Sunday, August 10, 2008

Pretty Vacant



"I just don't know how deep I'm going to get into the elements of this sabotage."

A young woman on the 5:07pm Maple Leaf Express chatting loudly on her cell phone
as overheard by Monsieur Cinq, 2007

7 comments:

Anonymous said...

Monsier cinq (Mr. V) has a nice ring to it. Sounds like the beginning of an interesting character from a novel.

I might steal it. Nah, I won't.

Anonymous said...

My stepdad once pointed to this title on my Sex Pistols album and said, "Oh that sounds like you. And that one (You're a liar) and that one (Anarchy)." He was giving me shit for being a 'punk.'

Looking back it's a classic parental move. At the time, though, it kinda stung. I can hear Johnny singing it right now - pretty vacant. And that title always brings me to Killerbee's "Pretty Ugly, Pretty Sad"

ScaughtFive said...

My dad pointed them out to me on the big T.V. at Shakey's pizza after a little league baseball game. They were running a news feature on the "Punk" movement in England and my dad and his pals had a chuckle. It was definitely a "take a look at this son, anything passes for music these days!" type thing, not derisive or judgmental. I even took him to mean it differently, thinking "wow, even I could do this so I probably should" at the time.

Anonymous said...

My Stepdad's comments were more than derisive; they came with a slap upside the head.

Seems so strange to me now, so much anger over stupid shit like musical tastes, what colors I wore together or the length of my bangs. Silly, silly.

Thank god for pot and the woods and for the real pops!

Surfswarm said...

i am my dad now. allow me to demonstrate....

me: its bloody awful this rap you are listening to - can't we have some neil diamond on?

son: its not rap dad, i hate rap - raps rubbish - this is grime.

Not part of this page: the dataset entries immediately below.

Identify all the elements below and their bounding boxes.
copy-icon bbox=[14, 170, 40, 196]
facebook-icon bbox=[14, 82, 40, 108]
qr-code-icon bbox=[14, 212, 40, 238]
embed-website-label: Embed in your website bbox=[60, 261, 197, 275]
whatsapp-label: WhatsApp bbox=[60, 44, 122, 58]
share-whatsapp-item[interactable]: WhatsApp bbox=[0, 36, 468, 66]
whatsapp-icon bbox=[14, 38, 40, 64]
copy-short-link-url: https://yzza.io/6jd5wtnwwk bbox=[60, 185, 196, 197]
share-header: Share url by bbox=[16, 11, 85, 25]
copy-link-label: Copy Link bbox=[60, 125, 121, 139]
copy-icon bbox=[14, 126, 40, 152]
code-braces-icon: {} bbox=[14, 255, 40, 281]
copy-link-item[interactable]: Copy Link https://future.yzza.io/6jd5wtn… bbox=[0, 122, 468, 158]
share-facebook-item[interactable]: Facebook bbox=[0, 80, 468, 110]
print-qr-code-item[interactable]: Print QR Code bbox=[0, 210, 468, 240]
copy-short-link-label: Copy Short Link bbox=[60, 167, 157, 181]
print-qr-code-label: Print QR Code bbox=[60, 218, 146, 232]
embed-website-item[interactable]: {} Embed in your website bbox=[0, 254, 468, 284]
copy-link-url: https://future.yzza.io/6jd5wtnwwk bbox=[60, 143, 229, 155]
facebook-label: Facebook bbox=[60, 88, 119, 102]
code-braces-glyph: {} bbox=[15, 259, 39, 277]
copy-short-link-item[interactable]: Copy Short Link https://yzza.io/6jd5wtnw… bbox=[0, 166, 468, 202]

me: oh, grime eh...whats that then, a new kind of rap that manages to be even more unpleasantly, incoherently aggressive than what came before.

son: you wouldn't know, you think everything is rap. you dont know anything. its not rap. i hate rap. this is grime. you wouldn't get it anyway, just go away.

me: well it sounds like rap to me, just a lot of shouting about guns and booty. its not even proper music this rap you like so much. and they can't even make up their own music - stealing all our old tunes.

son: ITS NOT RAP....ITS GRIME...THERE IS A BIG DIFFERENCE....DONT TALK TO ME ANYMORE...GO AWAY AND LISTEN TO YOUR OLD MANS MUSIC...I HATE YOU.

me: sorry my lovely boy, dont get upset, i understand, my dad used to hate what i liked when i was young too. now, if we can be friends again it would be great - and would you mind just turning down the rap a smidgen, that would be lovely.

Surfswarm said...

hhhmmmmm...is it booty or botty - i think the world would be a much sweeter place if fitty cent (i think thats how the big penis likes his name to be pronounced) and his ilk used the latter.
eg.
'If a bitch don't like me'
'Somethin' wrong with that ho
'but she does have nice botty'
'its satisfyingly large, yet firm'

ScaughtFive said...

I don't have to go through that lot being sans chidrens but I do have to deal with 20somethings telling me that rock and roll is county fair music and that every new indie band that hits the blaughosphere is the most important cultural force of our times. I just listen to more New York Dolls.